Depuis plus de trois décennies, Hikma Pharma, filiale algérienne de la multinationale pharmaceutique cotée à la Bourse de Londres, occupe une position établie dans le paysage pharmaceutique algérien. Présente en Algérie depuis 1994, l’entreprise a progressivement évolué d’un rôle centré sur l’importation de produits pharmaceutiques vers une activité industrielle locale structurée. Elle dispose aujourd’hui de quatre usines de production sur le territoire national et d’un portefeuille de plus de 114 médicaments couvrant plusieurs classes thérapeutiques.
Au cours de la seconde moitié de la décennie 2020, une étape supplémentaire a été franchie avec l’inauguration, en juin 2025, d’une unité de production de médicaments injectables à Staoueli, à l’ouest d’Alger, développée en partenariat avec la filiale portugaise du groupe. Cette installation marque une extension des capacités industrielles de Hikma en Algérie et constitue sa première unité d’injectables dans la région Afrique du Nord–Moyen-Orient (MENA) en dehors de ses sites européens et américains.
L’usine, dont l’investissement est estimé à environ 30 millions de dollars, comprend deux lignes de production capables de fabriquer jusqu’à dix millions d’ampoules par an. Elle est destinée à la production de médicaments injectables couramment utilisés en milieu hospitalier, notamment des antibiotiques, des anesthésiques et des traitements relevant des pathologies gastro-intestinales et cardiovasculaires.
Ce projet s’inscrit dans une double dynamique. Il vise, d’une part, à réduire la dépendance aux importations de formes injectables utilisées dans les hôpitaux et les services de soins intensifs et, d’autre part, à intégrer progressivement l’Algérie dans des segments industriels nécessitant des exigences techniques et réglementaires plus élevées.
Cette nouvelle unité ne constitue toutefois pas une rupture avec l’existant, mais s’ajoute à un dispositif industriel déjà en place. Avant 2025, Hikma exploitait plusieurs sites spécialisés : une usine de formulation générale, une unité dédiée à la pénicilline, une autre aux céphalosporines, ainsi qu’une usine consacrée aux médicaments oncologiques oraux, ouverte en 2021. Cette dernière représente la première installation industrielle spécialisée en oncologie mise en service en Algérie.
Sur le plan économique, l’ensemble de ces capacités place Hikma parmi les acteurs pharmaceutiques industriels significatifs du marché algérien, avec une part estimée à environ 6 % des ventes nationales de médicaments. L’entreprise figure régulièrement parmi les principaux laboratoires multinationaux implantés dans le pays, combinant production locale et offre thérapeutique diversifiée.

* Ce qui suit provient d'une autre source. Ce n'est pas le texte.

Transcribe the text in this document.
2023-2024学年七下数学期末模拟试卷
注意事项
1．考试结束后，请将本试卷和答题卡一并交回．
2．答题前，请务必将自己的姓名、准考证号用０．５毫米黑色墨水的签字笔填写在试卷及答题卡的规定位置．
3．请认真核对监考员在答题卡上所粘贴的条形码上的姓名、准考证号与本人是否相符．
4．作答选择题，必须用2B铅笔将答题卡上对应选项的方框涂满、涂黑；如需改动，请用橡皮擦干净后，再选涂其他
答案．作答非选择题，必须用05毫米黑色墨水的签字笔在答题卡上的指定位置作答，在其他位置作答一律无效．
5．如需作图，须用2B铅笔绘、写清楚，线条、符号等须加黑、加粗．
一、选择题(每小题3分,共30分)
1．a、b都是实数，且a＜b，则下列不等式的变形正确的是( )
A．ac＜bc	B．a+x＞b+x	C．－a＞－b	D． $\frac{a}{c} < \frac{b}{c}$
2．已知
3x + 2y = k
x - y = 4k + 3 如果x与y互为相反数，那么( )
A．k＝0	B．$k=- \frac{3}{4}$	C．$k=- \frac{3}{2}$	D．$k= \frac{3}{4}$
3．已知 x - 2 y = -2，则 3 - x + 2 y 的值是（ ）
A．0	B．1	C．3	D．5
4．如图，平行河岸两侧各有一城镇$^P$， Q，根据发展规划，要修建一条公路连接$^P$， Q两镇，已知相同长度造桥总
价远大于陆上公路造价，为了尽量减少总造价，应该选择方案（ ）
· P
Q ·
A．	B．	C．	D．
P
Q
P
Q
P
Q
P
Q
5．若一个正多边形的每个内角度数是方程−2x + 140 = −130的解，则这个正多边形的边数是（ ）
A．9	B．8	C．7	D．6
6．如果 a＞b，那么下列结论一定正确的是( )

Sur le plan sanitaire, l’impact attendu concerne principalement la disponibilité des médicaments injectables essentiels. Leur production locale peut contribuer à améliorer la continuité des approvisionnements hospitaliers, notamment pour les traitements d’urgence et les soins critiques, dans un contexte marqué par la vulnérabilité des chaînes d’approvisionnement internationales.
Au-delà de ses effets immédiats, ce projet envoie un signal mesuré aux pouvoirs publics et aux acteurs du secteur. Il illustre une approche progressive de localisation industrielle dans un domaine historiquement dépendant des importations, tout en mettant en évidence la nécessité de consolider les maillons amont et aval de la chaîne de valeur.
Enfin, l’intérêt de ce type d’investissement dépasse les seules capacités de production. Il concerne également la formation de compétences techniques, la création d’emplois qualifiés et la structuration de fournisseurs locaux. Si l’évaluation de son impact global nécessitera du recul, la mise en service de cette usine s’inscrit dans un mouvement plus large de consolidation de l’industrie pharmaceutique en Algérie, encore en phase de maturation.